La donnée à votre service - La Semaine Vétérinaire n° 1777 du 14/09/2018
La Semaine Vétérinaire n° 1777 du 14/09/2018

Edito

Auteur(s) : TANIT HALFON 

La data serait le nouvel or noir. Avec elle, l’adage “mieux vaut prévenir que guérir” serait à son paroxysme. Car elle promet d’identifier les problèmes avant même qu’ils n’arrivent, d’anticiper les situations de crise, et de stopper les dépenses inutiles. En élevage, les promesses du big data agricole se manifestent par une prolifération d’outils numériques “vantant” aux éleveurs leurs services.
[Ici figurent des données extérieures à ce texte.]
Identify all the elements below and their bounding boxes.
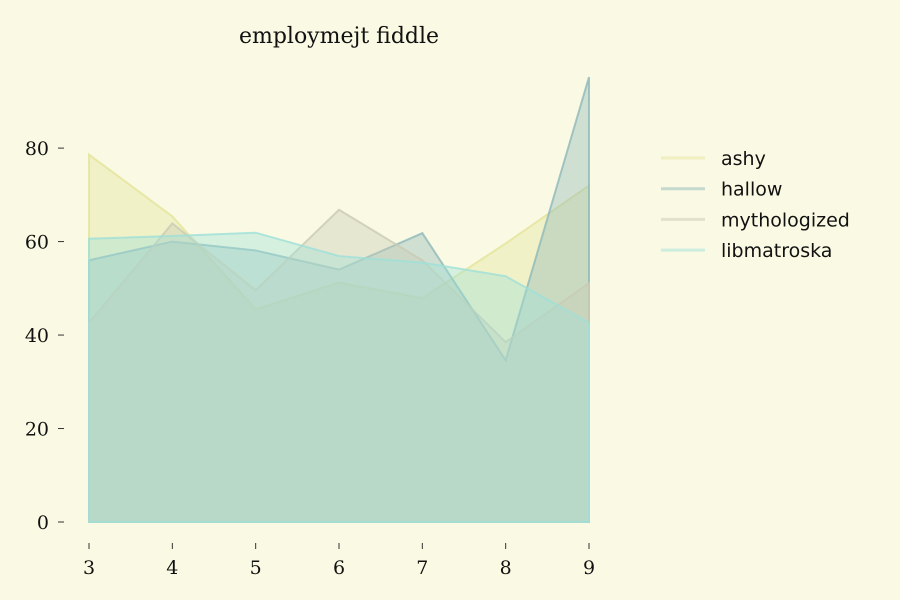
legend-label-hallow: hallow xyxy=(721,179,782,201)
area-series-libmatroska xyxy=(88,231,590,523)
data-point-ashy-4 xyxy=(170,214,174,218)
y-tick-label: 40 xyxy=(25,325,49,347)
data-point-libmatroska-8 xyxy=(504,274,508,278)
y-tick-label: 80 xyxy=(25,138,49,160)
data-point-mythologized-6 xyxy=(337,208,341,212)
data-point-mythologized-4 xyxy=(170,221,174,225)
data-point-mythologized-9 xyxy=(587,281,591,285)
y-tick-label: 20 xyxy=(25,419,49,441)
x-axis: 3 4 5 6 7 8 9 xyxy=(83,543,595,579)
data-point-libmatroska-3 xyxy=(87,237,91,241)
x-tick-label: 8 xyxy=(500,557,512,579)
legend-label-libmatroska: libmatroska xyxy=(721,240,832,262)
x-tick-label: 5 xyxy=(250,557,262,579)
y-tick-label: 60 xyxy=(25,232,49,254)
x-tick-label: 9 xyxy=(583,557,595,579)
data-point-hallow-7 xyxy=(420,231,424,235)
legend: ashy hallow mythologized libmatroska xyxy=(661,148,850,262)
data-point-ashy-8 xyxy=(504,241,508,245)
x-tick-label: 6 xyxy=(333,557,345,579)
y-axis: 0 20 40 60 80 xyxy=(25,138,64,534)
legend-label-ashy: ashy xyxy=(721,148,766,170)
data-point-ashy-3 xyxy=(87,153,91,157)
data-point-libmatroska-6 xyxy=(337,254,341,258)
legend-label-mythologized: mythologized xyxy=(721,209,850,231)
plot-areas xyxy=(87,75,591,523)
chart-title: employmejt fiddle xyxy=(239,24,439,49)
data-point-libmatroska-9 xyxy=(587,321,591,325)
y-tick-label: 0 xyxy=(37,512,49,534)
data-point-libmatroska-5 xyxy=(254,231,258,235)
x-tick-label: 7 xyxy=(416,557,428,579)
data-point-libmatroska-7 xyxy=(420,261,424,265)
data-point-libmatroska-4 xyxy=(170,234,174,238)
data-point-hallow-9 xyxy=(587,75,591,79)
x-tick-label: 4 xyxy=(166,557,178,579)
x-tick-label: 3 xyxy=(83,557,95,579)
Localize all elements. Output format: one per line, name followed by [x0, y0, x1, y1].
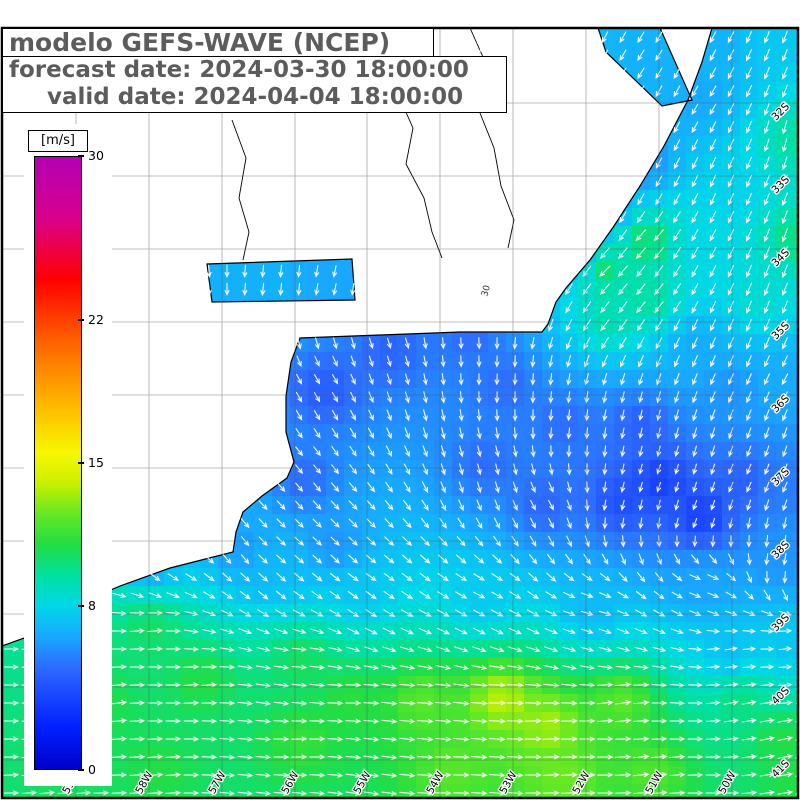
- contour-annotation: 30: [480, 284, 493, 298]
- colorbar-tick-label: 22: [88, 311, 104, 327]
- colorbar-tick-mark: [78, 155, 84, 157]
- colorbar-tick-mark: [78, 318, 84, 321]
- colorbar-tick-label: 15: [88, 455, 104, 470]
- model-title: modelo GEFS-WAVE (NCEP): [9, 28, 391, 57]
- header-box-dates: forecast date: 2024-03-30 18:00:00 valid…: [2, 56, 507, 113]
- colorbar-tick-label: 0: [88, 762, 96, 777]
- forecast-date: forecast date: 2024-03-30 18:00:00: [9, 57, 469, 83]
- colorbar-tick-mark: [78, 769, 84, 771]
- colorbar-gradient: [34, 156, 82, 770]
- valid-date: valid date: 2024-04-04 18:00:00: [47, 84, 464, 110]
- colorbar-tick-mark: [78, 462, 84, 464]
- header-box-title: modelo GEFS-WAVE (NCEP): [2, 28, 434, 58]
- colorbar-unit-label: [m/s]: [28, 130, 88, 152]
- colorbar-tick-mark: [78, 605, 84, 608]
- colorbar-tick-label: 30: [88, 148, 104, 163]
- graticule-layer: [2, 28, 798, 798]
- colorbar-tick-label: 8: [88, 598, 96, 614]
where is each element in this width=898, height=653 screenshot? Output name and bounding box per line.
Pourtant, les histogrammes, camemberts et autres représentations graphiques des performances d’élevage ne représentent pas grand-chose sans quelqu’un pour aider l’éleveur à les comprendre, et à prendre les mesures nécessaires pour améliorer les résultats les plus mauvais. Son vétérinaire ? On l’espère. Comme pour les outils numériques, l’éleveur dispose aujourd’hui d’un panel d’interlocuteurs pour assurer le suivi sanitaire de son élevage. Chacun y joue théoriquement un rôle globalement bien défini et identifié par les éleveurs. Ou plutôt jouait. Car avec l’accès au potentiel du big data agricole, les rôles des uns et des autres se mélangent. Si soigner est le métier du praticien vétérinaire, conseiller est un service proposé par plusieurs partenaires de l’élevage. Et il s’avère que l’élevage hypertechnologique (l’élevage type de demain ?) en est friand. Certains affirment que le vétérinaire rural serait à la traîne, voire réticent, dans le numérique. La preuve, peu numériseraient leurs données sanitaires. Un obstacle pour l’intégration de la profession dans un “conseil 3.0”. Le vétérinaire rural n’aurait-il pas compris le potentiel du big data agricole pour sa pratique ? Ou n’y croit-il simplement pas ? Dans le livre bleu de Vetfuturs, Christophe Brard, président de la Société nationale des groupements techniques vétérinaires, se livre à un exercice de prospective en productions animales. Il dit du praticien rural en 2030 : « L’accès aux données sanitaires des élevages et leurs échanges (…) constitueront une clé de voûte de leur action, leur permettant de valoriser ces données afin d’assurer avec efficacité le suivi sanitaire permanent des élevages dans lesquels ils interviennent. » En clair, s’engager pleinement dans la course (chaîne de valeurs) aux données d’élevage ne serait rien de moins qu’une question de survie (économique) pour le vétérinaire rural. Qui est prêt à prendre le risque ? ●

Lire pages 46 à 52 de ce numéro.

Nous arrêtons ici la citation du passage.